In section II, below, we address and reject as moot wife's argument that the trial court erred in extinguishing husband's arrearages in payment of temporary maintenance.
D. Attorney Fees
Wife requests attorney fees incurred on appeal under section 14-10-119, C.R.S. 2007. Because the trial court is in a better position than the appellate court to determine issues of fact regarding the current financial resources of the parties, we remand this issue to the trial court for determination. See C.A.R. 39.5; In re Marriage of Yates, 148 P.3d 304, 318 (Colo.App. 2006).
II. Husband's Cross-Appeal
Husband cross-appeals from the temporary orders entered by the magistrate and from the order of the district court adopting those orders on review pursuant to C.R.M. 7(a)(10). Because the court made unclear and conflicting findings as to wife's entitlement to maintenance, we reverse the award of temporary maintenance.
The district court's order on review of a magistrate's decision awarding temporary maintenance under C.R.M. 7 is appealable under subsection (11) of that rule. An award of temporary maintenance is within the sound discretion of the trial court and will not be disturbed on review absent an abuse of discretion. See In re Marriage of Rose, 134 P.3d 559, 561 (Colo.App. 2006). We will not disturb the trial court's factual findings on temporary maintenance unless clearly erroneous and not supported by the record. Id.
Section 14-10-114(3), C.R.S. 2007, governs the award of temporary maintenance where, as here, the parties' combined annual gross income exceeds $75,000. The court may award temporary maintenance under the statute only if it finds, as a threshold matter, that the spouse seeking maintenance (1) lacks sufficient property, including marital property, to provide for his or her reasonable needs, and (2) is unable to support himself or herself through appropriate employment. See Rose, 134 P.3d at 561; In re Marriage of Renter, 854 P.2d 1382, 1385 (Colo.App. 1993). Unless this test is met, the spouse is not entitled to maintenance.

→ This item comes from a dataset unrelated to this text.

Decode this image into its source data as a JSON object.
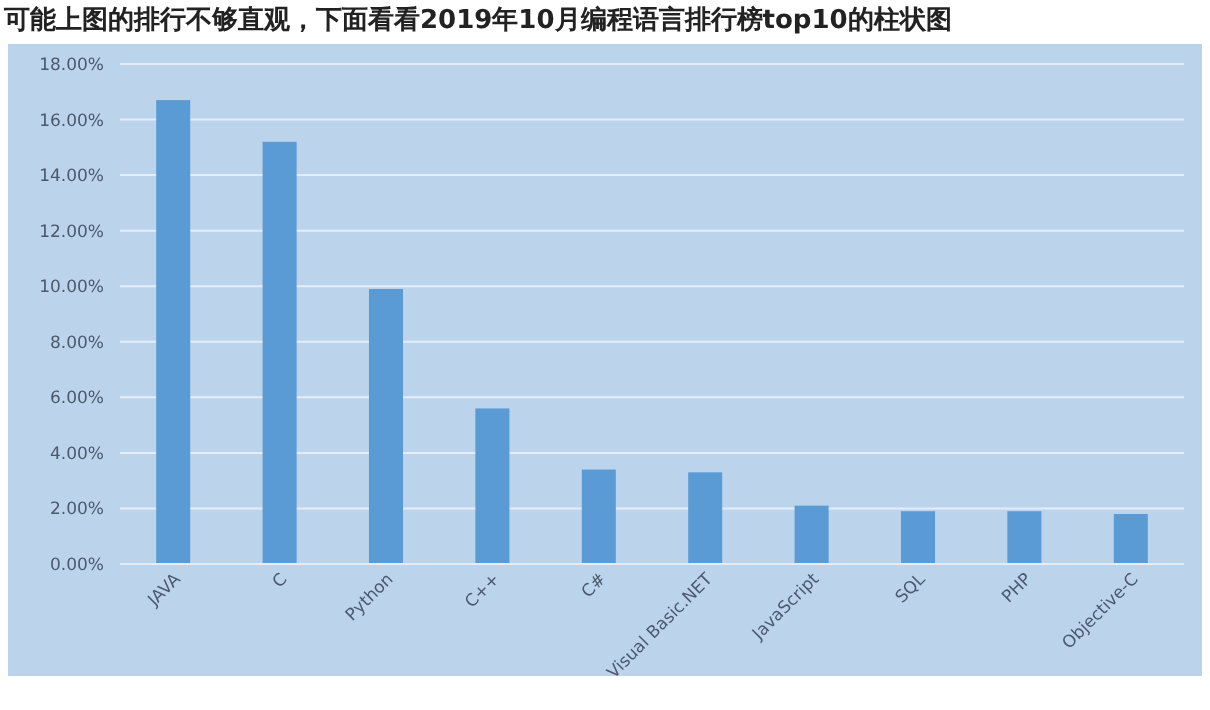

Here, the trial court adopted the magistrate's findings that wife was entitled to temporary maintenance. However, those findings were contradictory. The magistrate initially found that wife was not able to meet her reasonable needs, but later found that she was. The magistrate also found that wife was appropriately employed and was not unable to support herself through that employment. In addition, the magistrate appeared to award maintenance in part to allow wife to maintain her lifestyle. However, maintenance of the parties' lifestyle is relevant only to the amount of any award, and may not be considered until the threshold test for entitlement to maintenance has been met. § 14-10-114(3); In re Marriage of Renter, 854 P.2d at 1385. For these reasons, the award must be reversed.
As a result of this conclusion, we need not address husband's further arguments with regard to the amount of maintenance. This conclusion also renders moot wife's contention that the court erred in not requiring husband to pay the arrearage of maintenance payments.
We uphold the trial court's ruling that it had discretion to apply a marketability discount to the valuation of a closely held business. However, we reverse the trial court's judgment entering permanent orders adopting the parties' separation agreement, as well as the order for temporary maintenance, and remand for a new hearing to determine the issues of property division, maintenance, and wife's request for attorney fees, as provided herein.
Judge ROTHENBERG and Judge HAWTHORNE concur.